July 17, 2003

THE WORLD
Insurgency Breeds Contempt Among Iraqis
* With bystanders being injured or killed in attacks aimed at American troops, the resentment toward the perpetrators is palpable.

By John Daniszewski, Times Staff Writer

BAGHDAD

Eight-year-old Sayef Rahim had a habit of hanging around the U.S. soldiers in his neighborhood. Like many Iraqi children, he enjoyed looking at the big strangers with their heavy uniforms, helmets and fierce-looking guns. Sometimes he would get too close and be shooed away. Sometimes he might be lucky and get a small treat.

On Wednesday, Sayef was hanging around again. This time, he paid with his life. Someone threw a grenade at a parked U.S. Army vehicle belonging to soldiers providing security at a bank on a quiet, sun-baked street.

Sayef, who was standing under a palm tree a few feet from the dirt embankment where the grenade fell, was flung into the air by the blast and came down with a gaping wound in his chest, witnesses said.

After the attack, anger in the Mansour neighborhood focused on the anonymous person who had thrown the grenade from a passing car, the one who didn't wait to see that he had killed an innocent child and injured seven Iraqi adults, including some bank guards. One U.S. soldier was hurt.

The assault was similar to the many hit-and-run attacks that have made life dangerous for U.S. troops in occupied Iraq. But in a number of instances, Iraqi bystanders have been killed, and that has generated anger and signs of a backlash against the assailants.

"These saboteurs, these criminals try to spoil everything. They want to exploit the situation," said Najib Mohammed, a 50-year-old businessman, whose home was damaged by the grenade.

"They say they want to bring back Saddam, but how can you resuscitate a corpse?" he said.

As of Wednesday, 33 Americans had died from hostile fire in the country since President Bush declared major combat over May 1.

The latest U.S. fatality came Wednesday morning, when a soldier was killed on a highway west of Baghdad in a grenade attack on his convoy.

In other incidents, a mayor and his son were assassinated in Hadithah, apparently because of the politician's pro-U.S. sympathies. And a U.S. military spokesman confirmed a report by Arabic media that a surface-to-air missile was fired at a C-130 transport plane near Baghdad's international airport but missed its target. The airport is used by the military but has not been reopened to commercial carriers.

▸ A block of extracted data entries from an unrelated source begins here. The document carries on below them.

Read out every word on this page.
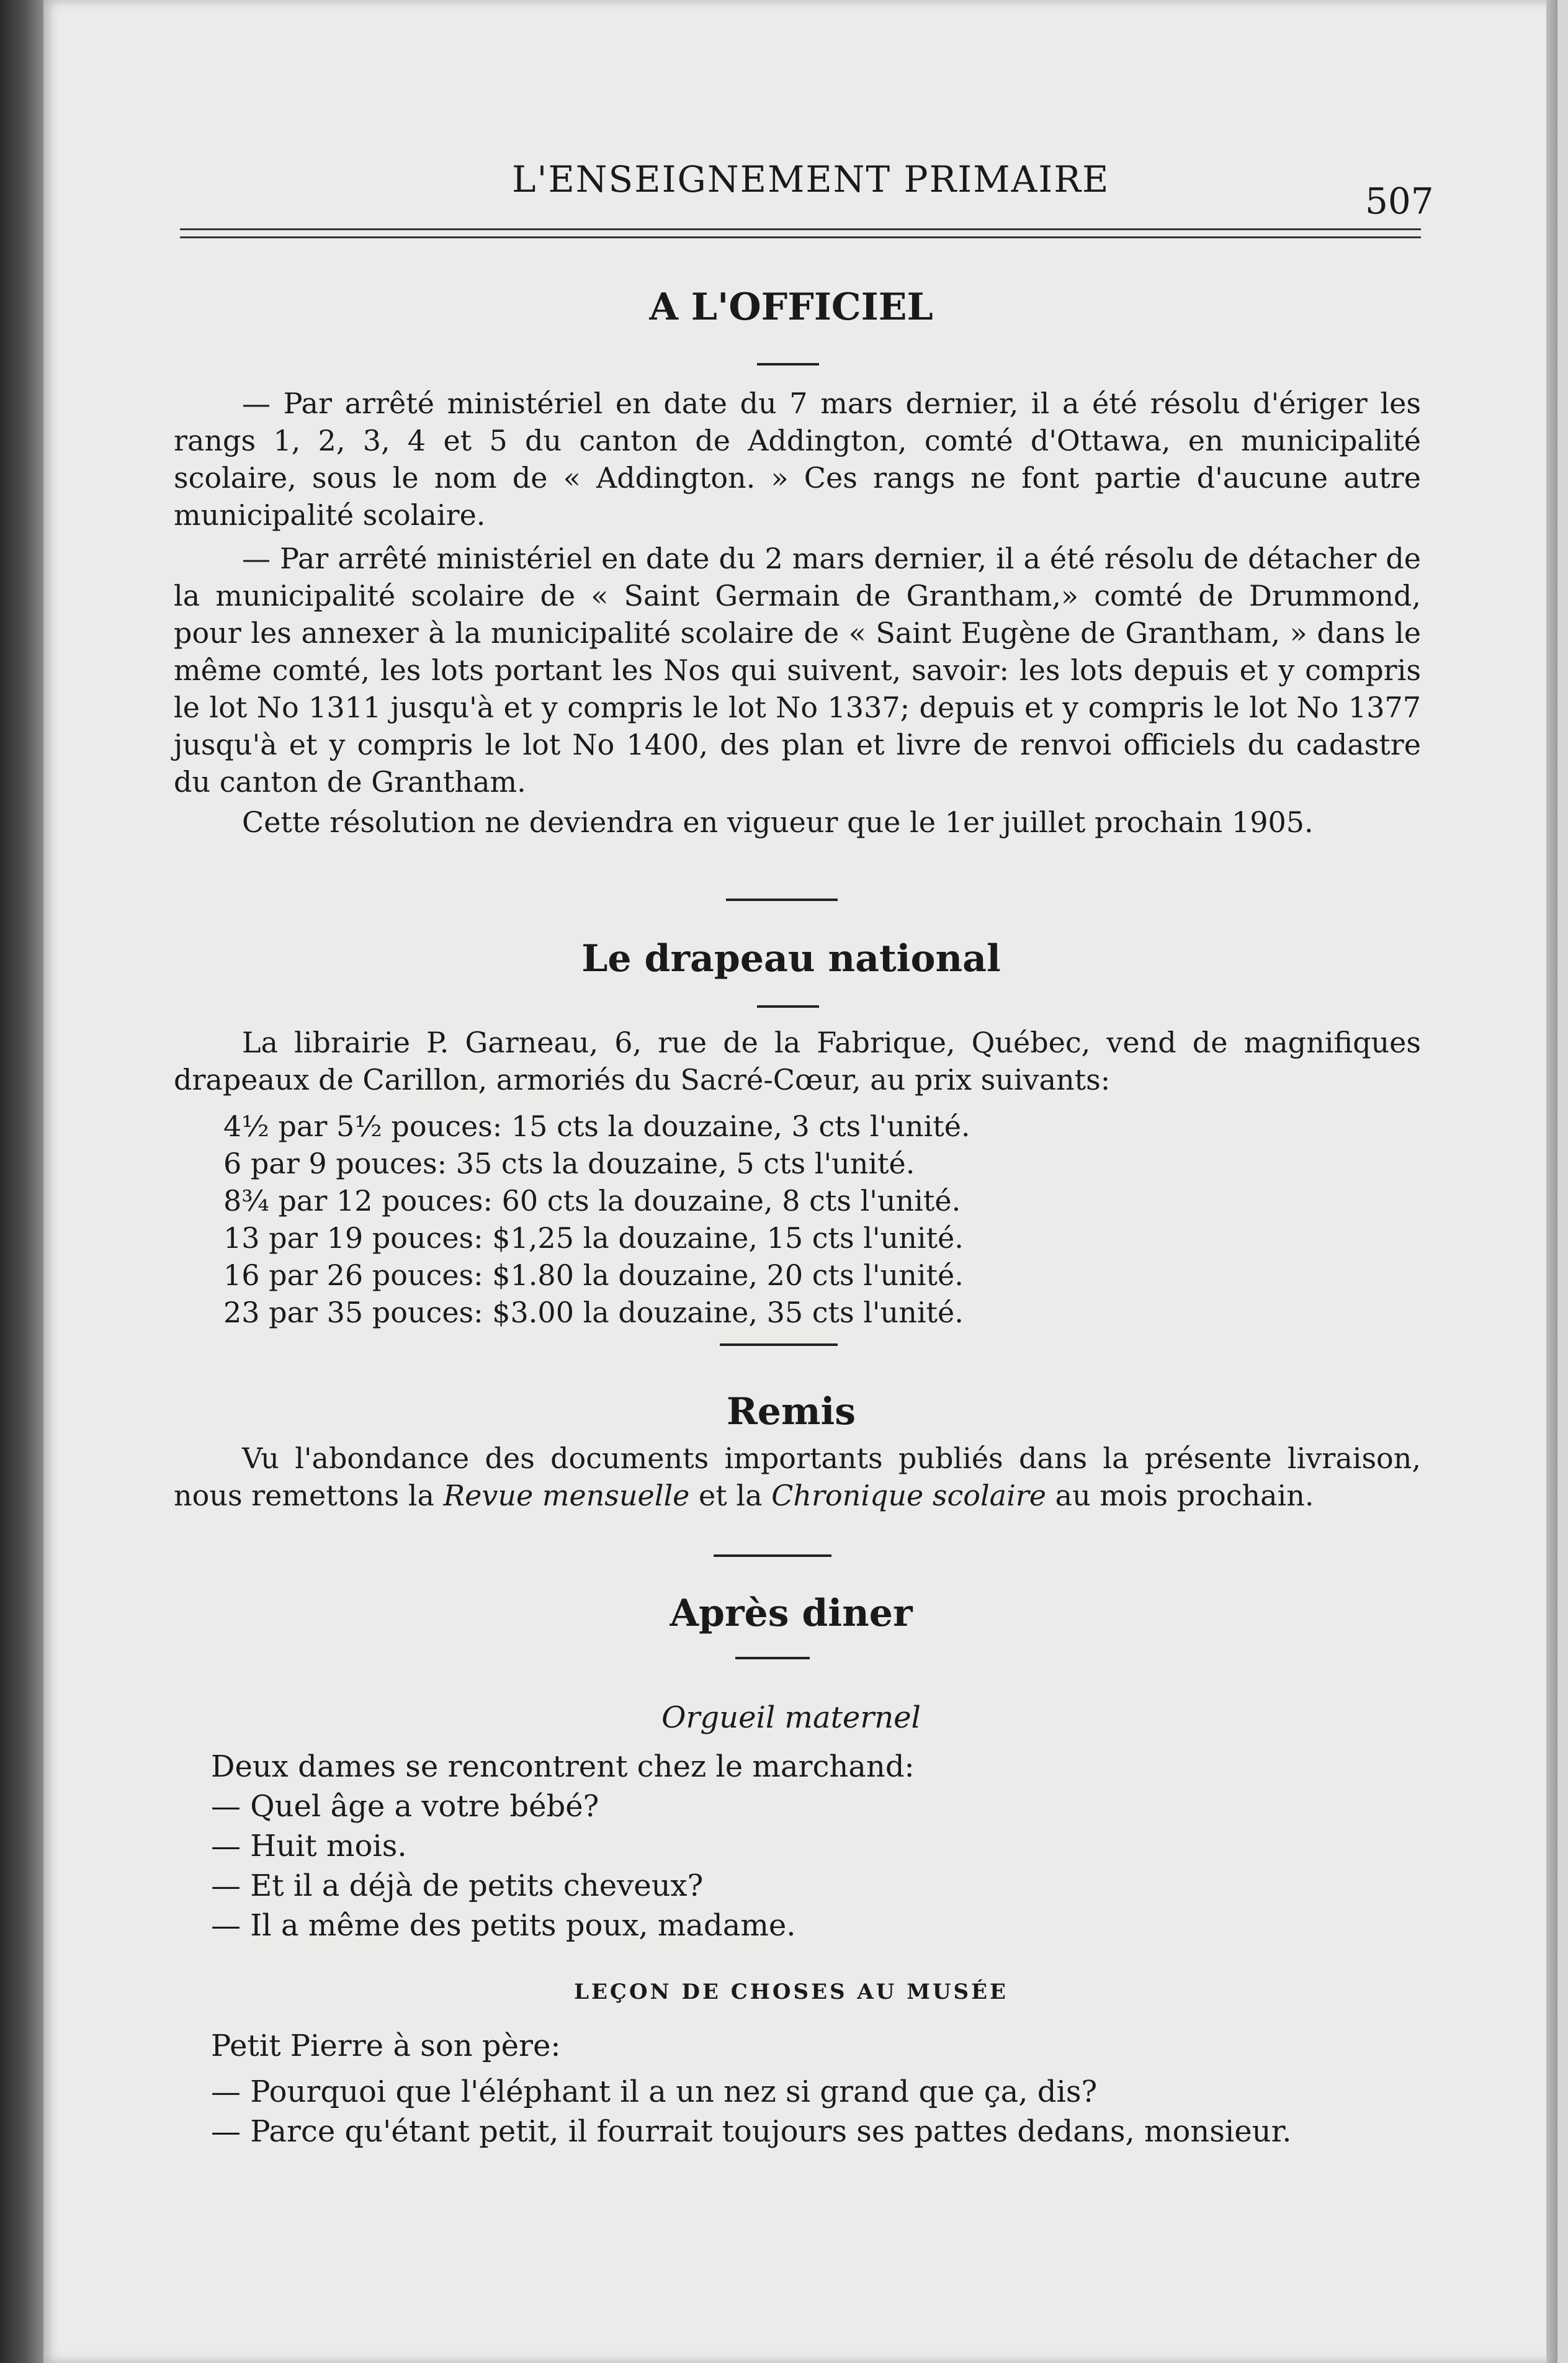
L'ENSEIGNEMENT PRIMAIRE
507
A L'OFFICIEL
— Par arrêté ministériel en date du 7 mars dernier, il a été résolu d'ériger les rangs 1, 2, 3, 4 et 5 du canton de Addington, comté d'Ottawa, en municipalité scolaire, sous le nom de « Addington. » Ces rangs ne font partie d'aucune autre municipalité scolaire.
— Par arrêté ministériel en date du 2 mars dernier, il a été résolu de détacher de la municipalité scolaire de « Saint Germain de Grantham,» comté de Drummond, pour les annexer à la municipalité scolaire de « Saint Eugène de Grantham, » dans le même comté, les lots portant les Nos qui suivent, savoir: les lots depuis et y compris le lot No 1311 jusqu'à et y compris le lot No 1337; depuis et y compris le lot No 1377 jusqu'à et y compris le lot No 1400, des plan et livre de renvoi officiels du cadastre du canton de Grantham.
Cette résolution ne deviendra en vigueur que le 1er juillet prochain 1905.
Le drapeau national
La librairie P. Garneau, 6, rue de la Fabrique, Québec, vend de magnifiques drapeaux de Carillon, armoriés du Sacré-Cœur, au prix suivants:
4½ par 5½ pouces: 15 cts la douzaine, 3 cts l'unité.
6 par 9 pouces: 35 cts la douzaine, 5 cts l'unité.
8¾ par 12 pouces: 60 cts la douzaine, 8 cts l'unité.
13 par 19 pouces: $1,25 la douzaine, 15 cts l'unité.
16 par 26 pouces: $1.80 la douzaine, 20 cts l'unité.
23 par 35 pouces: $3.00 la douzaine, 35 cts l'unité.
Remis
Vu l'abondance des documents importants publiés dans la présente livraison, nous remettons la Revue mensuelle et la Chronique scolaire au mois prochain.
Après diner
Orgueil maternel
Deux dames se rencontrent chez le marchand:
— Quel âge a votre bébé?
— Huit mois.
— Et il a déjà de petits cheveux?
— Il a même des petits poux, madame.
LEÇON DE CHOSES AU MUSÉE
Petit Pierre à son père:
— Pourquoi que l'éléphant il a un nez si grand que ça, dis?
— Parce qu'étant petit, il fourrait toujours ses pattes dedans, monsieur.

Wednesday's attacks came on the eve of an important holiday during Saddam Hussein's regime that marked the 1968 coup establishing Iraq as a one-party Baathist state. U.S. forces had been warned of a possible upsurge in assaults.

Even on a typical day, a dozen or so attacks take place; overall, relatively few have resulted in U.S. fatalities.

"A curse upon the people making these attacks," said Sayef's grandmother Hasiba Debagh, crying and striking her chest in grief as she waited to learn whether the boy had died. No one had yet told her, but she already feared the worst. "God should not spare them," she said of the attackers. "The Americans are doing their best."

"Just look at this mess," said Jawad Hamed, whose son Qusai Jawad was among the injured. "Of course it is them--those people," he said, referring to loyalists of Hussein's regime.

"Iraqis are just furious because a lot of Iraqis are being hurt," said Motes Mohsen, a bank guard. "Iraqis are hurt more than the Americans."

His colleague, Mohsen Yussef, added, "This is a cowardly action."

"Even if they wanted to attack Americans, they should not do so like this, around civilians," said Mohammed, the businessman, whose house was pocked by shrapnel and had nearly all its windows broken.

"I am sure these were saboteurs. You cannot call it resistance," he said.

The attack on the mayor of Hadithah, a town about 130 miles northwest of Baghdad, appeared to be another incident of intimidation against officials who work closely with the U.S.-led occupation authorities. Mohammed Nayil Jurayfi and one of his sons were killed when the mayor's car was shot at by unknown assailants, according to news service reports.

In recent weeks, such intimidation killings have included the slaying of an electrical service executive at her Baghdad home and the bombing of a group of police recruits in Ramadi, west of the capital, in which seven died.

In another incident in the Ramadi area, reported by the Army on Wednesday, U.S. soldiers fired at two men armed with explosives, including hand grenades, who allegedly were seen dropping grenades onto military vehicles from an overpass.

Troops killed one of the men. The other died either from U.S. fire or from a hand grenade that one of the attackers detonated, said Capt. Michael Calvert. He said he was reporting the killings, which took place Tuesday, to debunk an "inflammatory and one-sided at best" report on the Arabic-language Al Jazeera television channel indicating that members of the 3rd Armored Cavalry Regiment had summarily executed two Iraqi civilians.